Rationale:
Hyperpolarization-activated, cyclic nucleotide-gated (HCN) channels play an essential role in the control of excitability in neurons and cardiomyocytes. These channels have been implicated in the pathophysiology of epilepsy, as reduced HCN channel currents were found in human and experimental epilepsy. However, their contribution to inherited generalized tonic-clonic seizure susceptibility remains unclear. Here, we investigate the effects of Ivabradine hydrochloride (IVA), a HCN channel blocker and FDA-approved drug for heart failure, on acoustically evoked seizure susceptibility in genetically epilepsy-prone rats (GEPR-3s).Methods:
For the acute treatment experiment, male (n=10) and female (n=10) GEPR-3s were used; each GEPR-3 was used as its respective control (vehicle-treated).
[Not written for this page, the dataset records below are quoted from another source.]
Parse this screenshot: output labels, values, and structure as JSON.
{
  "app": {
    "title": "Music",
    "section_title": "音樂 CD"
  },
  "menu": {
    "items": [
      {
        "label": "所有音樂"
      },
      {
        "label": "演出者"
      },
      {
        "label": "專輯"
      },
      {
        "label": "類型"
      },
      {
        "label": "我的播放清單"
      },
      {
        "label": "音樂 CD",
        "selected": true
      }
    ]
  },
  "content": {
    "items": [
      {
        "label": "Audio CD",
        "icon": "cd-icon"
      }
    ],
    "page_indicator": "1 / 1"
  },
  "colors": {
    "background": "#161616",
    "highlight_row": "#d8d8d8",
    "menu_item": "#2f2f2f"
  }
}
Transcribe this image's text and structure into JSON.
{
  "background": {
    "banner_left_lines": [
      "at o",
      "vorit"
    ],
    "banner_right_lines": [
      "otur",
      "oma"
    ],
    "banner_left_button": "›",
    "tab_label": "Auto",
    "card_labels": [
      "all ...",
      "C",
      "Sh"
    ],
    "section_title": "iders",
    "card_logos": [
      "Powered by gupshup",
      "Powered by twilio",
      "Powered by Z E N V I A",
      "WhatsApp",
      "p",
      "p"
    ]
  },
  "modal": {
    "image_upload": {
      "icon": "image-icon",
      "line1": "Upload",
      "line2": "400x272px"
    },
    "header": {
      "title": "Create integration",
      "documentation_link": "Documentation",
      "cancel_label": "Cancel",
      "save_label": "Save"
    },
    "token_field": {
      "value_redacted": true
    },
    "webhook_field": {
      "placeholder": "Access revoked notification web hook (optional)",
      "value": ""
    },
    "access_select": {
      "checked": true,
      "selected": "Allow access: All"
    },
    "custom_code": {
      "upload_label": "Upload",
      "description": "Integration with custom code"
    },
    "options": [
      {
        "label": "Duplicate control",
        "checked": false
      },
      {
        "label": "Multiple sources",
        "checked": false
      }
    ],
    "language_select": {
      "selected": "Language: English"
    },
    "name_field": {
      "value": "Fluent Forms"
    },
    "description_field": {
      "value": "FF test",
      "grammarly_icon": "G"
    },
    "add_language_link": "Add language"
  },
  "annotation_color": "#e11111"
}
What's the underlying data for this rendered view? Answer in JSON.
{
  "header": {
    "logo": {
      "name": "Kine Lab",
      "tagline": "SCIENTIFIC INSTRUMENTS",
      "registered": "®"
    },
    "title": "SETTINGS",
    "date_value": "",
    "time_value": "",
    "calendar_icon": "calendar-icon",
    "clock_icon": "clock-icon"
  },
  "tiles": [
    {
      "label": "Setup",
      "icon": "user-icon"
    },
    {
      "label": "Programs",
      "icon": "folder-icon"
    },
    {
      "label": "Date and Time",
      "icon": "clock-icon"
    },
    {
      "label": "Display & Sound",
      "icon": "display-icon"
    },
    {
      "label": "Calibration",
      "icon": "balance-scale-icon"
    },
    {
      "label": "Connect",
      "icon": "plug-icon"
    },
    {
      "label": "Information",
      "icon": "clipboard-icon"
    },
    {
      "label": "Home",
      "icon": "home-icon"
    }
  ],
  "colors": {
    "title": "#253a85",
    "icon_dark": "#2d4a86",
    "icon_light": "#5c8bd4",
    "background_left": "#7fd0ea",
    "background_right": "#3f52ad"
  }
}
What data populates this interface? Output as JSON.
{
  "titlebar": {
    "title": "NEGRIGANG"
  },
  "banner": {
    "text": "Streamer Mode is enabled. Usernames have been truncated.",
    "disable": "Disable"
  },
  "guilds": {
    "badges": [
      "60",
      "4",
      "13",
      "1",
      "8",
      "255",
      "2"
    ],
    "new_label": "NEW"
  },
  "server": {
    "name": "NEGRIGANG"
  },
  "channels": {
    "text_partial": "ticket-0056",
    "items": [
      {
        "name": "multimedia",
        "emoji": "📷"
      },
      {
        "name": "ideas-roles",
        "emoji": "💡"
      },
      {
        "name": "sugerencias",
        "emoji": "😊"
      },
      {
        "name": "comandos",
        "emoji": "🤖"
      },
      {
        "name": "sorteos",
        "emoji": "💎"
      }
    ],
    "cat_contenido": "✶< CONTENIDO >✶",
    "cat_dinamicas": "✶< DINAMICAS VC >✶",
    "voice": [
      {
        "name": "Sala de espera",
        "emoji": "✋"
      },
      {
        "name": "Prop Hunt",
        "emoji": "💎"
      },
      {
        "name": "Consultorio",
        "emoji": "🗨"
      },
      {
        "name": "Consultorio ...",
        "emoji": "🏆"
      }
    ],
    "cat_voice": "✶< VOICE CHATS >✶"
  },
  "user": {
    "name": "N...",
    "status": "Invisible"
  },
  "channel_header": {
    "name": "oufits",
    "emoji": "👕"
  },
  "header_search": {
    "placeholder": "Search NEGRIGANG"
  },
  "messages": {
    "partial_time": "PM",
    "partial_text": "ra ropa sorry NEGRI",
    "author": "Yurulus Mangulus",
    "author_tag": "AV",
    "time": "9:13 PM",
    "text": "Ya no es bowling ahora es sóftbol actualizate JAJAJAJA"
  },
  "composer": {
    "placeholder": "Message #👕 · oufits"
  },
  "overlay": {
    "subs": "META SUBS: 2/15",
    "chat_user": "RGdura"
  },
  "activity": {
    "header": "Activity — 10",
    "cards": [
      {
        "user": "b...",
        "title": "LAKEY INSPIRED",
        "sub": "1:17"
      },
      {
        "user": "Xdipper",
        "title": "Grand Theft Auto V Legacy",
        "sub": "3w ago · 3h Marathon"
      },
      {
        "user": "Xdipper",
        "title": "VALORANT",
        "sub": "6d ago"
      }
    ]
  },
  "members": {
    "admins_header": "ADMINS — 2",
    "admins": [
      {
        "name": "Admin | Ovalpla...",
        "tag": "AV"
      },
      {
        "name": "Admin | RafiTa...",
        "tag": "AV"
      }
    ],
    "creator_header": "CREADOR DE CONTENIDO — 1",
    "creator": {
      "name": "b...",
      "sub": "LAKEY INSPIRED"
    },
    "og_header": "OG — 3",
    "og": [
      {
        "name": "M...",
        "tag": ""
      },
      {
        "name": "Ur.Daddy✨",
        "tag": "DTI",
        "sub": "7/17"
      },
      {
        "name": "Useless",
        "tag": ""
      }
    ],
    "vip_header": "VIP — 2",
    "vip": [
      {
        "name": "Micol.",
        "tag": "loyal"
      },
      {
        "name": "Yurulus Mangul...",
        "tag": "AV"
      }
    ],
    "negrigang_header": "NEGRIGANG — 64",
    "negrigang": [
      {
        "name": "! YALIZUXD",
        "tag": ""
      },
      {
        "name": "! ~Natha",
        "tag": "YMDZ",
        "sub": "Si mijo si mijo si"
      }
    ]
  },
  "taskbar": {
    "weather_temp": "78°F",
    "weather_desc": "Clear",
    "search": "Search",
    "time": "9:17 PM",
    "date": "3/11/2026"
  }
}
Initially, the vehicle for IVA was administered, and then the GEPR-3s were tested for seizures at 0.5, 1, 2, 4, and 24 h posttreatment time points. IVA was intraperitoneally administered at doses of 5, 10, and 20 mg/kg of body weight 0.5 h before acoustically evoked seizure testing. For the five-day treatment experiment, GEPR-3s were randomly divided into male (n = 6) and female (n = 6) groups, each group serving as its respective control. The vehicle for IVA was administered, and then the GEPR-3s were tested for seizures at 0.5, 1, 2, 4, and 24 h posttreatment time points. IVA was then administered intraperitoneally daily at 10 mg /kg body weight for five consecutive days, with seizure testing carried out on the fifth day. Seizure testing involved placing the GEPR-3s in an acoustic chamber, and pure tones (100–105 decibels) were delivered until either a seizure was elicited or a maximum of 60 seconds. For the brainstem-triggered limbic seizures experiment, we tested the effects of 10 mg/kg (i.p.) IVA on fully kindled seizures in male (n=4) and female (n=5) GEPR-3s at 1 and 24 hours posttreatment time points.
Results:
The results showed that IVA significantly decreased the occurrence of generalized tonic-clonic seizures (90% at 2nd hour, P< 0.001 posttreatment) and seizure severity (2nd hour, z= 2.70, P= 0.006 posttreatment) in both male and female GEPR-3s. These anticonvulsant effects were associated with delayed seizure onset (P< 0.001) and reduced seizure duration (P< 0.001). Interestingly, female GEPR-3s were more responsive to the antiseizure effects of IVA than males (P= 0.006). IVA 10 mg/kg suppresses the seizure in females between 1- 24 hrs. posttreatment. A five-day treatment completely suppressed seizures in both male and female GEPR-3s. Additionally, IVA acute treatment suppressed limbic seizures in both male (P= 0.01) and female (P= 0.006) GEPR-3s.